Let’s start with a very basic overview of organic chemistry.  All sugars belong to a class of substances known as carbohydrates.  Carbohydrates are a combination of carbon and water (hydrated carbon).  The simple sugars found in wort are multiples of CH₂O.  Simple sugars are known as monosaccharides. The simple sugars found in wort are primarily glucose and to a lesser extent fructose and galactose (an “ose” is a sugar).  These sugars are classified as hexoses because they contain six carbon atoms. The chemical formula for all three sugars is C₆H₁₂O₆.  They only differ in form.

The sugars found in wort that are more complex than the hexoses are known as disaccharides and trisaccharides.  A disaccharide is a sugar that contains two monosaccharide molecules bound by what is known as a glycosidic bond. A trisaccharide is a sugar that contains three monosaccharide molecules bound by two glycosidic bonds.

Glycosidic bonds result in the loss of one H₂O molecule per bond.  For example, maltose is a disaccharide that consists of two glucose molecules bound via a glycosidic bond.  While the chemical formula for glucose is  C₆H₁₂O₆, the chemical formula for maltose is not C₁₂H₂₄O₁₂ (2 x C₆H₁₂O₆).  It is C₁₂H₂₂O₁₁.  That’s because we loose an H₂O  molecule  when we combine two glucose molecules to form maltose.

In order for a yeast cell to use a disaccharide or a trisaccharide, these sugars must undergo an important process known as hydrolysis.  That word should look familiar to anyone who has dealt with a primary fermentation bogeyman; namely, autolysis.  Hydrolysis is the combination of  “hydro” (water) and “lysis” (break apart).  Hence, hydrolysis is the breaking apart of sugar via the addition of water.  We need to add one water molecule per glycosidic bond in order to release the simple sugar molecules.

C₁₂H₂₂O₁₁ +  H₂O  → C₆H₁₂O₆ + C₆H₁₂O₆

To take a step backwards, mashing is the simple name for a biochemical process known as hydrolysis of starch.  Like hydrolysis of starch, hydrolysis of sugar requires enzymes. Enzymes serve as hydrolysis catalysts. Catalysts are substances that speed up chemical reactions. Yeast cells produce the enzymes necessary to hydrolyze disaccharides and trisaccharides into monosaccharides.

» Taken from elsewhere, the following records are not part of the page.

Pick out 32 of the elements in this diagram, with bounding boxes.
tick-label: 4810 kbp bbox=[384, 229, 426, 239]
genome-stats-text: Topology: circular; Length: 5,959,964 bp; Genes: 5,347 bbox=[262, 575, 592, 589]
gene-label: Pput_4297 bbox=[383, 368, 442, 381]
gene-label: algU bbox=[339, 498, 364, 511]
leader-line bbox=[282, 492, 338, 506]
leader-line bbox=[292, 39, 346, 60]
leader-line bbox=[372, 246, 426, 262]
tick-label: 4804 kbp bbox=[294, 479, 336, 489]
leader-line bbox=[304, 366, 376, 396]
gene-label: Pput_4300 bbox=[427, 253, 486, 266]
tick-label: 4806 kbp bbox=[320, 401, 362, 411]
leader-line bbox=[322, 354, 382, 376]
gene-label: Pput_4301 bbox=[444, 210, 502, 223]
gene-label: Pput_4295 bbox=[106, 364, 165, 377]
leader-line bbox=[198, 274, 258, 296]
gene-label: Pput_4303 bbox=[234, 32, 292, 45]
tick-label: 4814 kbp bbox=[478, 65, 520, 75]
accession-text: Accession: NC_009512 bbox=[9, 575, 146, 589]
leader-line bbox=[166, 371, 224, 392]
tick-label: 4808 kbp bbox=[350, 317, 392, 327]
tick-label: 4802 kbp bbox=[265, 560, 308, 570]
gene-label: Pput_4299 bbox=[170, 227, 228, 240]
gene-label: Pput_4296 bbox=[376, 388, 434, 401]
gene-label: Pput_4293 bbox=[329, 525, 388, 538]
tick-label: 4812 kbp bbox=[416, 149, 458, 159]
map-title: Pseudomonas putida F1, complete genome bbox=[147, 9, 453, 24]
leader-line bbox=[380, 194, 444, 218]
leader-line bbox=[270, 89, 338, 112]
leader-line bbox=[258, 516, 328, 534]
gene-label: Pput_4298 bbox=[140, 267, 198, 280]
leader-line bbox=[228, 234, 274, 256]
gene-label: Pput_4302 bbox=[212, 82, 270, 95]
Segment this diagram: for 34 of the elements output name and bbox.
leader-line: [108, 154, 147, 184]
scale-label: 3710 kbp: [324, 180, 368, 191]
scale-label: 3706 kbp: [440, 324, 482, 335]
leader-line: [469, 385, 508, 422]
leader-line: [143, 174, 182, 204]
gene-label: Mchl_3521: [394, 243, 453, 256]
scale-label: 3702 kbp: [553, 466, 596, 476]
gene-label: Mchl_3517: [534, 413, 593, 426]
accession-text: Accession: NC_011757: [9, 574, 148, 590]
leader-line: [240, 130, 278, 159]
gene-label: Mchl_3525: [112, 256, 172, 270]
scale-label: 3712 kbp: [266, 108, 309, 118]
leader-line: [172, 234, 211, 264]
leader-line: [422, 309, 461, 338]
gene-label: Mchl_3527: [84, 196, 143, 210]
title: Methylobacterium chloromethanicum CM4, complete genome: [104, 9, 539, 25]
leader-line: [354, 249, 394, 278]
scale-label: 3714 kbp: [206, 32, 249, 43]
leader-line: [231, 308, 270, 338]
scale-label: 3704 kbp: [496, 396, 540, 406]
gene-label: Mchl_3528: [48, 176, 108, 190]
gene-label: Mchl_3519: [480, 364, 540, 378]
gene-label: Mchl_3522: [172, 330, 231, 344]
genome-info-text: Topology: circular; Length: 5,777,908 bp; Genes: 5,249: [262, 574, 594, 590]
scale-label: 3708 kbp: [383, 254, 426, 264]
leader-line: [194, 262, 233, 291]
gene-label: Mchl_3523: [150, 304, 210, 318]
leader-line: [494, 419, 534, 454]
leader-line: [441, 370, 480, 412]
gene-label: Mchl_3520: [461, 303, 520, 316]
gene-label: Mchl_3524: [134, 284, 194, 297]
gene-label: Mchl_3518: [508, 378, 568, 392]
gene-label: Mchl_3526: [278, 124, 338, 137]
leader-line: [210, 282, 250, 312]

Now, here’s where yeast genetics come into play.  Enzymes are proteins.  Proteins are made up of amino acids.  Genes are responsible for encoding amino acids into enzymes.  Different yeast strains encode the enzymes that catalyze the hydrolysis of complex sugars into simple sugars to different degrees.  Some yeast stains do not encode the enzymes necessary to hydrolyze certain sugars. For example, the Windsor yeast strain cannot break down the trisaccharide maltotriose (C₁₈H₃₂O₁₆), which is composed of three glucose molecules bound by two glycosidic bonds.  That’s why it leaves a higher than normal terminal gravity.

By wort composition, I do not mean the composition of the grist that we used to make a batch of wort.  I mean the proportions of monosaccharides, disaccharides, trisaccharides, and dextrins in the wort.

According to Fix (Principles of Brewing Science), mashes produced at 60C (140F) and 70C (158F) have the following compositions:

60C/140F Wort

Monosaccharide – 10%
Disaccharide – 61%
Trisaccharide – 9%
Dextrin – 20%

70C/158F Wort

Monosaccharide – 8%
Disaccharide – 41%
Trisaccharide – 16%
Dextrin – 35%

As one can clearly see, not only does the percentage of dextrins in wort rise with respect to mashing temperature, the percentage of trisaccharides rises as well.  To a great extent, the ability to ferment the trisaccharide maltotriose determines the relative attenuation of any given yeast strain for a specific wort composition.  Bry 96 (a.k.a. “Chico,” 1056, WLP001, US-05, or simply Ballantine) is very good at breaking maltotriose down into glucose. Pretty much all that is left after it has completed fermentation is dextrin and a small amount of melibiose.